I've also combined a couple pounds of figs from the mystery fig tree in back with some cardamom and a little star anise and simple syrup and vodka for a homemade liquor.

I'm about to see how many habanero peppers are ready, because women in my life enjoy hot, hot, hot pepper jelly.

Lots of things done, but all so simple and simply made.


Wednesday, June 22, 2016

Brewday: Witbier and American Ale

Summer is here, and already temperatures have risen over a hundred here in south Texas. Refreshing beverages are the ride of the day. I split a 10 gallon batch of wheat beer to become half witbier and half American wheat.

I lost about ten pounds in pure sweat, out there. I had difficulty getting mash temperatures correct and hitting my numbers, so I actually recirculated a portion of the wort back into the grain bed to try one last time at a decent mash, and it seemed to work. It was pure frustration on my part, but draining out all the wort into the mash tun and warming that up and trying again succeeded at hitting numbers.

Now, splitting the batch do two styles of beer is a little difficult considering the spice additions of a traditional Witbier. Instead of adding the orange peel and coriander and chamomile and grains of paradise to the boil, I added them to a small jar of vodka. The tincture will be added after primary fermentation to the witbier portion.

This got me thinking about homemade cordial: Imagine a "Witskey" with hops and spices and simple syrup combined with a light-bodied whiskey! Next payday I will have to give that a shot!

I wanted 10 AA of Saaz hops, and have some leftover as a result. I can't imagine I would need lots of hops to infuse some whiskey!

Brandy might also work well with the complex flavors of witbier spices...
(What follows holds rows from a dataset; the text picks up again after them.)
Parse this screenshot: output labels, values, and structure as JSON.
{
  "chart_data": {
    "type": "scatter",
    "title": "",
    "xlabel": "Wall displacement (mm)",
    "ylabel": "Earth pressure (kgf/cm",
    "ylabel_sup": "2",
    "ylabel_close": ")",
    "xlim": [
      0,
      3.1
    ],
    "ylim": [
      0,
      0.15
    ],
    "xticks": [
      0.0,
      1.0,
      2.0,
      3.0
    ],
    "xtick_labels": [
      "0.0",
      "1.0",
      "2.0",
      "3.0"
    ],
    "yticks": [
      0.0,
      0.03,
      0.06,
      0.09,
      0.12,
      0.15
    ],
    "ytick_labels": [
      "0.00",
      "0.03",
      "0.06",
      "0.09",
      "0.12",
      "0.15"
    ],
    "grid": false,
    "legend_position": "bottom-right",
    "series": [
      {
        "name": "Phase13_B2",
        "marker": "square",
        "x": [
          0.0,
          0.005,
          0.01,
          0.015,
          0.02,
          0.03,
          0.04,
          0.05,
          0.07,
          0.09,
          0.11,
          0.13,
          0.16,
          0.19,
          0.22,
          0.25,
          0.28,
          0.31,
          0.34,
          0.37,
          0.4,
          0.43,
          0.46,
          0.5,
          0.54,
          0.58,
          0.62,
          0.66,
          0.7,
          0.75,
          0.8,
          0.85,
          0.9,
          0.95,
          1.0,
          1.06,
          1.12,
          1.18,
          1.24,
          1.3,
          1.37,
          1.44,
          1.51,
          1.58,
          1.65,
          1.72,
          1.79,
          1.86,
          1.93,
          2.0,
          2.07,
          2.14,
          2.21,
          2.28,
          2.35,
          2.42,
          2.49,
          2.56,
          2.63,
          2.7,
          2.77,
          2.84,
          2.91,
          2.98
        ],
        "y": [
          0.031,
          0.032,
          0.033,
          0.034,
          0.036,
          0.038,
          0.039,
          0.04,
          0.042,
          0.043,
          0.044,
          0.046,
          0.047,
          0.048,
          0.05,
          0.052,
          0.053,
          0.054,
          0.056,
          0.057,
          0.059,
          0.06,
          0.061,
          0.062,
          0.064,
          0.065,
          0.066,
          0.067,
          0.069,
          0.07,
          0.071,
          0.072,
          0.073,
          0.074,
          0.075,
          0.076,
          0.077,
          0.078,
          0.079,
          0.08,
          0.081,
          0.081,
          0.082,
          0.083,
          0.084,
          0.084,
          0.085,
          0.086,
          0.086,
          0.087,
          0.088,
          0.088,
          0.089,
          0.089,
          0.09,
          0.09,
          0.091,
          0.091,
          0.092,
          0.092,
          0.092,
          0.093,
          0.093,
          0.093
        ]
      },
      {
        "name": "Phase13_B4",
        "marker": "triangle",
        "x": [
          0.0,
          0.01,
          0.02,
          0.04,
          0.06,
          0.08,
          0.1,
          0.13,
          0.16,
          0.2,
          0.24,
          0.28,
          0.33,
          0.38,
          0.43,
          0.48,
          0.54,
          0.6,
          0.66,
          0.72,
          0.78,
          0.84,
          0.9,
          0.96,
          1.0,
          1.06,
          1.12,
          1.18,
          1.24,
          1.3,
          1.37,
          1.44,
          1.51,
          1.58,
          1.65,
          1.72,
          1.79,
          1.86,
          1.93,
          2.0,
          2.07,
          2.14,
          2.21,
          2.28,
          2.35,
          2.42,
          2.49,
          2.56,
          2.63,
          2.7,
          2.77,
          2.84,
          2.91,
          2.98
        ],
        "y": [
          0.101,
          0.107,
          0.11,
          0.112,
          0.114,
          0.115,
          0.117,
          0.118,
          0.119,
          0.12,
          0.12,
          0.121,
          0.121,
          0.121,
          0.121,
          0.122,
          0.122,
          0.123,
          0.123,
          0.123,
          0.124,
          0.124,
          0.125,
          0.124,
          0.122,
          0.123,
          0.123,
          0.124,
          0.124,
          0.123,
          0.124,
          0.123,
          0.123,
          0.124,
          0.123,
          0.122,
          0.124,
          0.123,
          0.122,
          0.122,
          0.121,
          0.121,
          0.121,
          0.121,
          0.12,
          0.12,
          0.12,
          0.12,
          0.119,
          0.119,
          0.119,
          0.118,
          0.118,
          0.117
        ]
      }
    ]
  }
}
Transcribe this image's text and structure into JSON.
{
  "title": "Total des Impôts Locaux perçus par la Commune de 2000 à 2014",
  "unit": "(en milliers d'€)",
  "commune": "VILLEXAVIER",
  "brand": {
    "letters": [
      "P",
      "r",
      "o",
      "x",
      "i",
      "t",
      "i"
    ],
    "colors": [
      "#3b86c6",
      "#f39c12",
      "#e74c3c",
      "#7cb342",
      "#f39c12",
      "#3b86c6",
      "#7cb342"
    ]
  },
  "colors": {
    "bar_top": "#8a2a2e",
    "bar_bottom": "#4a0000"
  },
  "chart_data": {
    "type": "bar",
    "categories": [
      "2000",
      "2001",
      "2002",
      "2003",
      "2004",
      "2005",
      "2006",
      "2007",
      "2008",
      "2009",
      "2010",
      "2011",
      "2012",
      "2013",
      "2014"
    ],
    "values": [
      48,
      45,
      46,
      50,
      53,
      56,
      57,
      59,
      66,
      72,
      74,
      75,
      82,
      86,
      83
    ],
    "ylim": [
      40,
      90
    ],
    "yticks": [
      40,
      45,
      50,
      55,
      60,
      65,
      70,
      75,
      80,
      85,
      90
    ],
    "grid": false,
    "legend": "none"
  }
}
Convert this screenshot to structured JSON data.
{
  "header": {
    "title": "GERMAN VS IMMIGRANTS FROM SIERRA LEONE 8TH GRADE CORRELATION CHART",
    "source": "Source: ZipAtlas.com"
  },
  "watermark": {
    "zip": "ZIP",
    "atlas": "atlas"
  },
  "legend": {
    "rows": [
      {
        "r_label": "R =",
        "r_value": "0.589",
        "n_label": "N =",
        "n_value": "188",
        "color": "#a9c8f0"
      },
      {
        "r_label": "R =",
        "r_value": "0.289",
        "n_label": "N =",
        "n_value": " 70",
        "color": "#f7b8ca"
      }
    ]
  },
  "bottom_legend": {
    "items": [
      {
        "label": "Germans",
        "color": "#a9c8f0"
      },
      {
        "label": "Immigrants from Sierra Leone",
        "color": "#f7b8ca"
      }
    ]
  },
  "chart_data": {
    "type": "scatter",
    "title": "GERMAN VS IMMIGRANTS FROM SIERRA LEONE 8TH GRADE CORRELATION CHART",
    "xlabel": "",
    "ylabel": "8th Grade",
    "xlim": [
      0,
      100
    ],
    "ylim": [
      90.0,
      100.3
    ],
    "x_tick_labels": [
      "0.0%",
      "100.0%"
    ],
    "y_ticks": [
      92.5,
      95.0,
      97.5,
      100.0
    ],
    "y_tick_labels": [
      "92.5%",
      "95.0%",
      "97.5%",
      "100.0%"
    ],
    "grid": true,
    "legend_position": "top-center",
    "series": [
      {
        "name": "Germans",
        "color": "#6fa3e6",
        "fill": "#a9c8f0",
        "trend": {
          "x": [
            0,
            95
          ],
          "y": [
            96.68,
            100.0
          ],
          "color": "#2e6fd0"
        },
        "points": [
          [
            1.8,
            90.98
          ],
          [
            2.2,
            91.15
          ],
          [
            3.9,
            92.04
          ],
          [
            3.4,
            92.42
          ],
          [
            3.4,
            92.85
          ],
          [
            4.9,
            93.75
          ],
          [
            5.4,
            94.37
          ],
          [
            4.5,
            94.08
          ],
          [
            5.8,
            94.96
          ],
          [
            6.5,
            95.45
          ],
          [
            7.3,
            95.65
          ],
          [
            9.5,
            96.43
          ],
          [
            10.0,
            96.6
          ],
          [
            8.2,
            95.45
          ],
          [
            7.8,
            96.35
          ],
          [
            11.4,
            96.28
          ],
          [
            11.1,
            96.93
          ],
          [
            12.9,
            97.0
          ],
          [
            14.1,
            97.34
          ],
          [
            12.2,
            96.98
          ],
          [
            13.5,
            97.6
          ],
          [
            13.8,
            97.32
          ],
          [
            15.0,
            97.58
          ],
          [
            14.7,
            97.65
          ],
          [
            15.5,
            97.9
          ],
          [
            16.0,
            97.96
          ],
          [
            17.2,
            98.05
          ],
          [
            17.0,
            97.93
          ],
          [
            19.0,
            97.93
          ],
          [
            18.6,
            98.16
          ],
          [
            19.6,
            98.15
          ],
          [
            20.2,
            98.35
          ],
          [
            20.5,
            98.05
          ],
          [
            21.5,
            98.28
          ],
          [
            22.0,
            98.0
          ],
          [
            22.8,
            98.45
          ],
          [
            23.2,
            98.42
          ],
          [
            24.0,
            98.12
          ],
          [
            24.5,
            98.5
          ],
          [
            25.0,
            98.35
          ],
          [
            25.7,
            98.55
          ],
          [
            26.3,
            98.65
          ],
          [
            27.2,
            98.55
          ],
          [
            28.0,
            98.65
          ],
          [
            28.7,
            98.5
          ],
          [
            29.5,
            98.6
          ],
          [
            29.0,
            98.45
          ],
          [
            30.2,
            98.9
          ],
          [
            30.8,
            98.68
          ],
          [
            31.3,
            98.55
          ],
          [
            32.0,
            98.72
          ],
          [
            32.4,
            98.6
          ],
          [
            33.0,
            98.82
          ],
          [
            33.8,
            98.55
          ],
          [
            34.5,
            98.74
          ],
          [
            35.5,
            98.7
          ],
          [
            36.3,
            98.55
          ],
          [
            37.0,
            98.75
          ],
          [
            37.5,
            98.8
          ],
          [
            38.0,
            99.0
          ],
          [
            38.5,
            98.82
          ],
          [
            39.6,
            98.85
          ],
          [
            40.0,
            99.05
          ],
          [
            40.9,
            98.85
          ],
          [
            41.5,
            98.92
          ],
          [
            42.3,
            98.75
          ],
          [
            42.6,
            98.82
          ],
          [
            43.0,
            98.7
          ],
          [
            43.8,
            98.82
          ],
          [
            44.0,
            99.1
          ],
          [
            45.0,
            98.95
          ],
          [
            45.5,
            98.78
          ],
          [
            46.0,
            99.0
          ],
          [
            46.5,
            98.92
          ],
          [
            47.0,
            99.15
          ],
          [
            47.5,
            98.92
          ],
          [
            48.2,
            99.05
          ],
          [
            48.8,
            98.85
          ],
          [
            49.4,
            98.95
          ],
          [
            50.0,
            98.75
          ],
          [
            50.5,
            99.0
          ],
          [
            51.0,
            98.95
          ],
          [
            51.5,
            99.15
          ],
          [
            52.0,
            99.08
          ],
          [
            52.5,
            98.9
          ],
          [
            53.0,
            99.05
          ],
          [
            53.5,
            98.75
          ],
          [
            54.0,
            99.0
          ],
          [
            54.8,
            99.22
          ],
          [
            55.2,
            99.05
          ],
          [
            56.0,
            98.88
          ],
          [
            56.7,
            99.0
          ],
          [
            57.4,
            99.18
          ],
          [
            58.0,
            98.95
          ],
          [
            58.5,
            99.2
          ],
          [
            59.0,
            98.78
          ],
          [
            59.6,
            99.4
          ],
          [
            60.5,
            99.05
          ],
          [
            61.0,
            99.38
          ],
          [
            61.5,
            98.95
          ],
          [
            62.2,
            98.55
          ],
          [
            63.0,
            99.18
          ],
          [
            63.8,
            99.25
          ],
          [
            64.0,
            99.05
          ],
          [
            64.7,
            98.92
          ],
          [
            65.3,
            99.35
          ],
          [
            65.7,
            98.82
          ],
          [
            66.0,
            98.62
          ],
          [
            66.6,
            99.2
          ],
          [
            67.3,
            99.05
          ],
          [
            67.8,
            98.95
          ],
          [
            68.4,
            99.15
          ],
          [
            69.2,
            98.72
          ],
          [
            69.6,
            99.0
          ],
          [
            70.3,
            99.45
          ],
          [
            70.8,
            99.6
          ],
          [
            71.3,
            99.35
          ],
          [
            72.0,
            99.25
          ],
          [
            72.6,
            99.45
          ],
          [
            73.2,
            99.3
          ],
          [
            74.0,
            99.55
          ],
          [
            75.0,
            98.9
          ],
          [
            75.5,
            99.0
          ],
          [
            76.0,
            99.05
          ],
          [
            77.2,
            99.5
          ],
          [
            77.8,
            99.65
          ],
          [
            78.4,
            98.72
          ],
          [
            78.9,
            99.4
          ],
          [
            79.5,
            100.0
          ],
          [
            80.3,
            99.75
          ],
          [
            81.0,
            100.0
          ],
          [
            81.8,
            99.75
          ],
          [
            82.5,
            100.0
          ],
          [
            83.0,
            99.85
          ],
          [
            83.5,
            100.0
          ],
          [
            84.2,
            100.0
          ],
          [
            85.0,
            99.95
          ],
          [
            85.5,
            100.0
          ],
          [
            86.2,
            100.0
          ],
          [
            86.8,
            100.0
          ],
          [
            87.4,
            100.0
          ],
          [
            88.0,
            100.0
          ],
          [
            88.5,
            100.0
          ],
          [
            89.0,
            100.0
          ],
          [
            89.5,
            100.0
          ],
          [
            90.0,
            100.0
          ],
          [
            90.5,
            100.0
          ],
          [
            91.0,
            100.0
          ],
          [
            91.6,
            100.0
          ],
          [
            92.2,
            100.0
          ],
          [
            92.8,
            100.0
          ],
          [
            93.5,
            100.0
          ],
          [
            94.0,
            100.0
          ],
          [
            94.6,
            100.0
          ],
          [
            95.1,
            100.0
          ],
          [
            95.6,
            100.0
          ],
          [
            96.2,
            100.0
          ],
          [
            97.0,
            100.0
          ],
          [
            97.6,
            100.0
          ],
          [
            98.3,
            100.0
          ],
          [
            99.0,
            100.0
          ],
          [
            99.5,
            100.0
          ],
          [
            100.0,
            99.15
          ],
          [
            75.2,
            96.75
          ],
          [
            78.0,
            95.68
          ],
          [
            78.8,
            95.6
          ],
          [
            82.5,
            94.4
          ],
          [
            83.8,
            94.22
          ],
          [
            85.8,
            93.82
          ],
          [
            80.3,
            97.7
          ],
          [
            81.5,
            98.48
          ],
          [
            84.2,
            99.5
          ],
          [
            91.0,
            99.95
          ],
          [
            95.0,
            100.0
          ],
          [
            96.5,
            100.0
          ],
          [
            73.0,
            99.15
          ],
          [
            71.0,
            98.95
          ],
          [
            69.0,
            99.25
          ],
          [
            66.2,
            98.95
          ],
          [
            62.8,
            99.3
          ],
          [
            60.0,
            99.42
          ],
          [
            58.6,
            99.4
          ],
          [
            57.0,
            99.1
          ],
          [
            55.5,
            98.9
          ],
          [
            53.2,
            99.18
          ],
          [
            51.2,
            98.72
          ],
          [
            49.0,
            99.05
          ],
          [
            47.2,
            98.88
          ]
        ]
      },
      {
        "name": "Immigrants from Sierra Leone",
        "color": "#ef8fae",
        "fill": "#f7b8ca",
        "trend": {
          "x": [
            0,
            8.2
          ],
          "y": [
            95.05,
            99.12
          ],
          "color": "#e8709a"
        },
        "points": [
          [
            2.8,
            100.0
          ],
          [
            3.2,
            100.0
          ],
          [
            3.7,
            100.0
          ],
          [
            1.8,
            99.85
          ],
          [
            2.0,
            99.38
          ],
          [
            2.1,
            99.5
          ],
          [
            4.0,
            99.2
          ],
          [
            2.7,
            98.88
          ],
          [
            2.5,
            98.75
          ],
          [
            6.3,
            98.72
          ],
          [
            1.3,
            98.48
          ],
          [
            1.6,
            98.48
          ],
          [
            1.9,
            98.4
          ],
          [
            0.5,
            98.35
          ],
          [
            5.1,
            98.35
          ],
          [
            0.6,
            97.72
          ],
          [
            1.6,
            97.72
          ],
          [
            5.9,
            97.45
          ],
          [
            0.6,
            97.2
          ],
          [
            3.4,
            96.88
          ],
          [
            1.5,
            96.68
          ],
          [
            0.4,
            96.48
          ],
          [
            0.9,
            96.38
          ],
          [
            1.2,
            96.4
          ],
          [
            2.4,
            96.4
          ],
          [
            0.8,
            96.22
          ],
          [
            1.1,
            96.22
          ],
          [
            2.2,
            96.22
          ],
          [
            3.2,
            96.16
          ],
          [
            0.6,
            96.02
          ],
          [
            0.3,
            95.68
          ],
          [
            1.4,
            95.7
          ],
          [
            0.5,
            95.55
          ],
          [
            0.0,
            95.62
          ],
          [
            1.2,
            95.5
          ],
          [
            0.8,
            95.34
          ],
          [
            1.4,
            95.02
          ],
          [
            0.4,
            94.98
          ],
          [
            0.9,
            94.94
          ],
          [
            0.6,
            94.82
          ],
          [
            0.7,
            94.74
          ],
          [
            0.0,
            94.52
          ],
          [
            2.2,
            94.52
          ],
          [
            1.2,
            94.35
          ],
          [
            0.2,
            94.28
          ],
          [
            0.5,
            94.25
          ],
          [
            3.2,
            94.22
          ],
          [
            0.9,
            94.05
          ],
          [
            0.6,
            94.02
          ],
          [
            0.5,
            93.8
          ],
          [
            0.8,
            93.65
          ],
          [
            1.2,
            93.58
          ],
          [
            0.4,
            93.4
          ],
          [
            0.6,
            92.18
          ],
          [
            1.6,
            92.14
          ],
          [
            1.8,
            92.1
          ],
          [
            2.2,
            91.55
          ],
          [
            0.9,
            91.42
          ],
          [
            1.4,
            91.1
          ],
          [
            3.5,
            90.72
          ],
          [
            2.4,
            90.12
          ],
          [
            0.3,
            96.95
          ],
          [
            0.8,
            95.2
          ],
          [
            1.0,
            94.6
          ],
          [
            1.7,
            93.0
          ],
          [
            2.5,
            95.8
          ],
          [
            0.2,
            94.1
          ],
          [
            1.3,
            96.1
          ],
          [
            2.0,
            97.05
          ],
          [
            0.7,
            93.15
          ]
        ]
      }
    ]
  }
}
Anyway, herein the recipe:

Wit and Wheat
10 gallon split batch
ABV: 4.82 %
OG: 1.047 SG FG: 1.010 SG
IBUs: 18.7 IBUs Color: 3.8 SRM

8.5 pounds White Wheat Malt
5.5 pounds Pilsner Malt
2 pounds Flaked Oats
1 pound Munich Malt
3 pounds Rice Hulls
10 AA Saaz @60 (1.4 ounces, this time.)

Safale US-05 and Wyeast Forbidden Fruit

In the vodka tincture:
Zest of 2 CaraCara Oranges
2 grams Paradise Seeds
2 teaspoons of cracked coriander
1 chamomile tea bag

Fermentation is split, naturally, with the American Wheat half held at a strict 60 degrees in the fridge in the garage for a clean fermentation profile. The Witbier portion is in an ice bucket in the air conditioned guest bedroom, to keep it in the mid-70s.

I may add something fun to the American Wheat half... but what? Figs aren't in, yet. Blackberries finished already. The watermelons are a month away. The Habanero peppers are nearly ready, but not everyone in the crowd is pleased with that flavor. I will ponder and possibly do nothing at all.